The situation with gun control is very similar to the pain pill situation. Gun laws will only inconvenience those who are willing to legally obtain their firearms. According to statistics, anywhere from 6 percent -- 14 percent of criminals obtain their guns legally. Conservatively, let's say that means 80 percent of criminals get their guns from sources that don't run background checks or obey gun laws. Many guns are stolen in burglaries from users who have legitimately obtained them. What this ultimately means is that the large majority of guns are obtained illegally, so knee-jerk reactionary laws made in the wake of tragedy do nothing at all unless you plan to ban the sale of guns entirely. Now, I know many of you out there feel that there is no reason for citizens to own anything more than a hunting rifle, and I can see the logic in that. There really is no reason to duck hunt with an Uzi, and there is very little danger of Queen Elizabeth II sending her Redcoats over to the colonies to collect 237 years of back taxes. So gun ownership is a mixed bag, at best.

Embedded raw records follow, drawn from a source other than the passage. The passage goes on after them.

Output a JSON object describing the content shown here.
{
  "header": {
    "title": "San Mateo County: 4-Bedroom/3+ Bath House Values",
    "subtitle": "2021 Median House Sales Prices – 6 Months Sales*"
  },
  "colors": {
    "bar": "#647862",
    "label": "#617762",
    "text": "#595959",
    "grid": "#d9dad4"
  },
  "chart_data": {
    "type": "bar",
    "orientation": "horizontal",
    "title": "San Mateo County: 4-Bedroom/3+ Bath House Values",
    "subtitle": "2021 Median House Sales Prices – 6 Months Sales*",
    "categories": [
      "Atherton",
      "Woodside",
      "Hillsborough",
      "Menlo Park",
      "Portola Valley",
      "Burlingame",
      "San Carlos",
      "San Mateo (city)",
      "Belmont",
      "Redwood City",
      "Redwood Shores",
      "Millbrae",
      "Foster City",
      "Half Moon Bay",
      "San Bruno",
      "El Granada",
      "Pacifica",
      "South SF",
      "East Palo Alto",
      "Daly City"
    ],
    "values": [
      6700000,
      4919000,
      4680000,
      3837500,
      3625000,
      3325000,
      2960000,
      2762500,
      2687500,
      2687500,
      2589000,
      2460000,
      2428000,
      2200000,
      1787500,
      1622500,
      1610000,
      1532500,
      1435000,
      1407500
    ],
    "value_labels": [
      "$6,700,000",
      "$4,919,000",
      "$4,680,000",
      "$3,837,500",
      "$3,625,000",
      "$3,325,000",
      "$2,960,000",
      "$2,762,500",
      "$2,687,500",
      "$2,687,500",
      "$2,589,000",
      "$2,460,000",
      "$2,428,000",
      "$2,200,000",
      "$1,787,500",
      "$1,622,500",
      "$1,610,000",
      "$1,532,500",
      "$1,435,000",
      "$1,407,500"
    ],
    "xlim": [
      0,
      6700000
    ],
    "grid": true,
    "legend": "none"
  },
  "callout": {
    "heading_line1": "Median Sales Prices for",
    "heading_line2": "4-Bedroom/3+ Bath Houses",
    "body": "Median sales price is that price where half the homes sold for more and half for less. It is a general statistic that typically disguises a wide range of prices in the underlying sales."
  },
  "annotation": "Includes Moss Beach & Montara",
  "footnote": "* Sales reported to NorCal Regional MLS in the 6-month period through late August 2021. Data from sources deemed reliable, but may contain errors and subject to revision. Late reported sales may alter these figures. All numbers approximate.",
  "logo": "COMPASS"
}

Let's face it though, changing the Constitution to remove the right to bear arms would be near-impossible with the way that our opposing political parties fight these days. To achieve a passing vote in two-thirds of both the House and the Senate, and then to have it ratified by three-fourths of the states is a pipe-dream, plain and simple. So even if a state bans firearms totally, you can bet someone will challenge the law and the case will eventually end up in the Supreme Court, which I cannot see upholding the ban. So, it looks like guns are here to stay, at least for the foreseeable future. As with almost everything else, instead of reactionary laws, the best way to combat illegal gun use is with better education and increased vigilance. Either that, or stop making bullets.